Many details of the complex financial arrangements were still being worked out, officials said, with the $660-million settlement having been formalized just Monday in a Los Angeles courtroom.
But some elements have emerged, as the archdiocese readies itself to pay at least $250 million and up to $373 million -- its portion of the bill.
Cardinal Roger M. Mahony and others have said the archdiocese, which drained its litigation reserve fund in payouts for a partial clergy-abuse settlement in December, will try to avoid harming "essential ministries" and does not plan to sell any parish or school properties.
Still, the archdiocese, the most populous in the country, "will have to be a much leaner operation than it is now," church attorney J. Michael Hennigan said. "The liquidity it has comes from investments that produce income that supports diocesan operations."
In late May, as settlement talks between the archdiocese and plaintiffs' attorneys accelerated, Mahony traveled to Rome to consult with Vatican officials on financial aspects of the settlement and to receive required approvals for the loans and property sales under consideration, officials said.
The Vatican requires such permission for any transfer of goods -- real estate, cash, investments or loans -- worth more than $10 million, said Mahony's spokesman, Tod M. Tamberg. But he said Mahony and other archbishops or bishops must also have the consent of local diocesan bodies, including finance councils, before they can proceed with such sales.
The archdiocese promised victims $250 million and agreed to guarantee payment of an additional $123 million in the event a number of religious orders that are not yet part of the agreement do not agree to pay. The church's insurers will pay $227 million and other religious orders will pay $60 million.
Tamberg and Hennigan said they could not yet give a breakdown for which portions of the bill would be covered by the sale of investments or real estate, or from loans.
The first property to go on the market, however, appeared likely to be a 12-story building at 3424 Wilshire Blvd., which houses offices for the archdiocese's central administration, ministries and other services.
Mahony announced in May that the headquarters would be sold to help cover the upcoming settlement and said the archdiocese would lease office space back from the buyer or find quarters elsewhere.
Real estate brokers have said the building could bring $40 million or more in the office market. Tamberg said this week that it had not yet been listed.

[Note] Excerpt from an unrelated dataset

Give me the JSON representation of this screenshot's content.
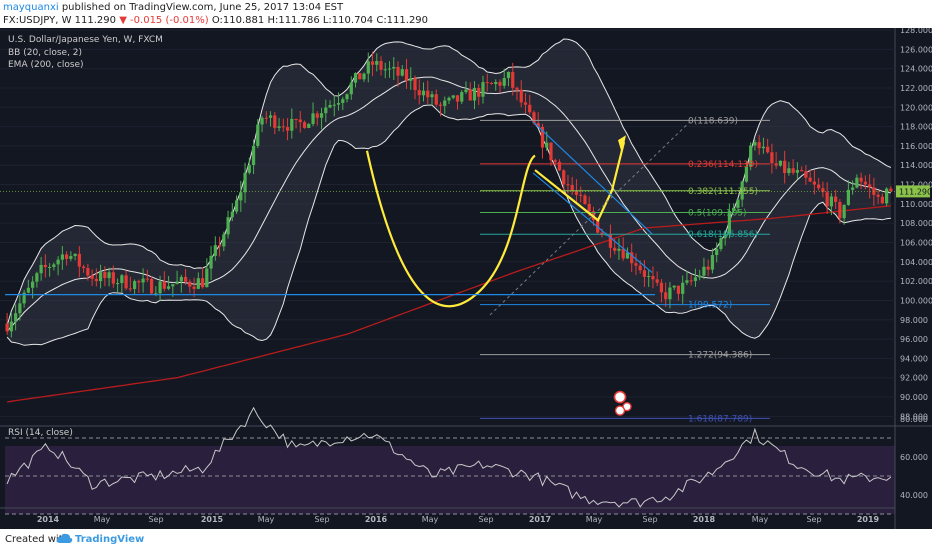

The archdiocese has drawn up a list of 49 other properties that may be sold, some of them vacant land that had been reserved for future church expansions, including in fast-growing Santa Clarita, Hennigan said.
Both men said the church's downtown landmark, the Cathedral of Our Lady of the Angels, which cost $189.5 million to build, would not be included in any property sales. Tamberg pointed out that the cathedral is also a parish church and that the archdiocese has promised to protect parish assets in the settlement.
In addition, Hennigan said the cathedral was built with funds raised specifically for that purpose and cannot be used to cover other costs.
The attorney said the sale of stocks, bonds and other investments could provide the most immediate source of funds. "They are the liquid resources we depend on," he said. "That's an obvious source for a while, until those funds [can] be replaced through the sale of property."
Hennigan said, however, that specific choices are yet to come. "I don't think any of the hard decisions have been made, but there will be no impact on essential ministries. The magic word in that sentence is 'essential,' " he said.
Other church finance experts wondered how the archdiocese could avoid touching parish funds.
"I think the bottom line is that there's got to be some cutback in programs," said Charles Zech, an economics professor at Villanova University in Pennsylvania and the head of its Center for the Study of Church Management. "By selling off assets that have been earning some money, clearly there's going to be a gap in the budget that's going to have to be made up somehow."
Jeff Dietrich, a founding member of the Los Angeles Catholic Worker, an independent organization that runs a skid row soup kitchen, said he doubted the cardinal's assurances that parishes would remain untouched.
"I don't see where they're going to get the money unless they close parishes and sell off the property," Dietrich said.